Eine Woche nach ihrer Wiederwahl will Bundeskanzlerin Angela Merkel ihre wichtigsten Vorhaben für ihre vierte Legislaturperiode vorstellen. In ihrer einstündigen Regierungserklärung dürfte die CDU-Chefin insbesondere auf zentrale Punkte des Koalitionsvertrages mit der SPD eingehen. Im Anschluss werden Bundestagsfraktionen auf die Regierungserklärung antworten.

Bereits vor der Erklärung formulierten Politiker Forderungen an die Kanzlerin. SPD-Fraktionsvorsitzende Andrea Nahles etwa forderte im ARD-Morgenmagazin ein verstärktes Engagement in der Pflege und Bildung. Die SPD wolle eine Mindestbetreuungszahl von Pflegekräften in der Kranken- und Altenpflege durchsetzen, zusätzlich wolle sie elf Milliarden Euro in Bildung investieren. Insgesamt verteidigte Nahles aber den Koalitionsvertrag: "Ich glaube, wir haben einen Koalitionsvertrag, der das Leben der Menschen in Deutschland besser macht."

Alice Weidel, Fraktionsvorsitzende der drittstärksten Partei im Bundestag, sagte in einer Pressekonferenz, Merkels Kanzlerschaft sei ein "Alptraum für die Bundesrepublik". Der Koalitionsvertrag gebe "keine Antworten auf die elementaren Fragen, die uns bewegen", etwa dem "unkontrollierten Zuzug durch illegale Einwanderung". Ihrer Meinung nach sind alle Parteien außer der AfD "für den unkontrollierten Zuzug über unsere Grenzen".
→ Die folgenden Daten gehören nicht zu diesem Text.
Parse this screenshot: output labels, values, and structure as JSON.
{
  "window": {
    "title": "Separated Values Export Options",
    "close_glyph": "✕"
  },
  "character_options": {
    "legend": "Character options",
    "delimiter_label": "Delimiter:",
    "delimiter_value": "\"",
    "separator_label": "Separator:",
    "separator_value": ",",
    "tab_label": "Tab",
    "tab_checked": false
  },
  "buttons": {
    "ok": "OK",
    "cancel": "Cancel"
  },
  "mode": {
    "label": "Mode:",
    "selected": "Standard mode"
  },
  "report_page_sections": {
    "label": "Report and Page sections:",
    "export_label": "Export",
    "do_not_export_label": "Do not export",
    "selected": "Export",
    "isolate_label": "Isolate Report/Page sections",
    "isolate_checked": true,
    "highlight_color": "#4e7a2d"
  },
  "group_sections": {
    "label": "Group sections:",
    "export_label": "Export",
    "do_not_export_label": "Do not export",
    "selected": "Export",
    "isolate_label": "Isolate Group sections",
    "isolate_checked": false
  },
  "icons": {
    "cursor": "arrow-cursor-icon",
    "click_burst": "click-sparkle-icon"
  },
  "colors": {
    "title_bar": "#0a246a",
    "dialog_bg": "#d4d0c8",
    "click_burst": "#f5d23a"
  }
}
"Klare Kante gegen die AfD"

Die Grünen-Fraktionsvorsitzende Katrin Göring-Eckardt kritisierte im ARD-Morgenmagazin, die Koalitionspartner würden sich eher mit der eigenen Zukunft als mit der des Landes beschäftigen. Nachholbedarf sehe sie vor allem bei der Pflege und der Klimapolitik. Außerdem kündigte Göring-Eckardt "klare Kante gegen die AfD" an.

Linken-Fraktionsvorsitzender Dietmar Bartsch sagte im Interview mit SWR, die Schere zwischen Arm und Reich gehe weiter auseinander, "da muss etwas passieren". Insbesondere sagte er der schwarz-roten Koalition Unterstützung im Kampf gegen Kinderarmut zu. In so einem Fall werde die Linke immer "auf die Sache gucken", nicht auf das Parteibuch, sagte Bartsch.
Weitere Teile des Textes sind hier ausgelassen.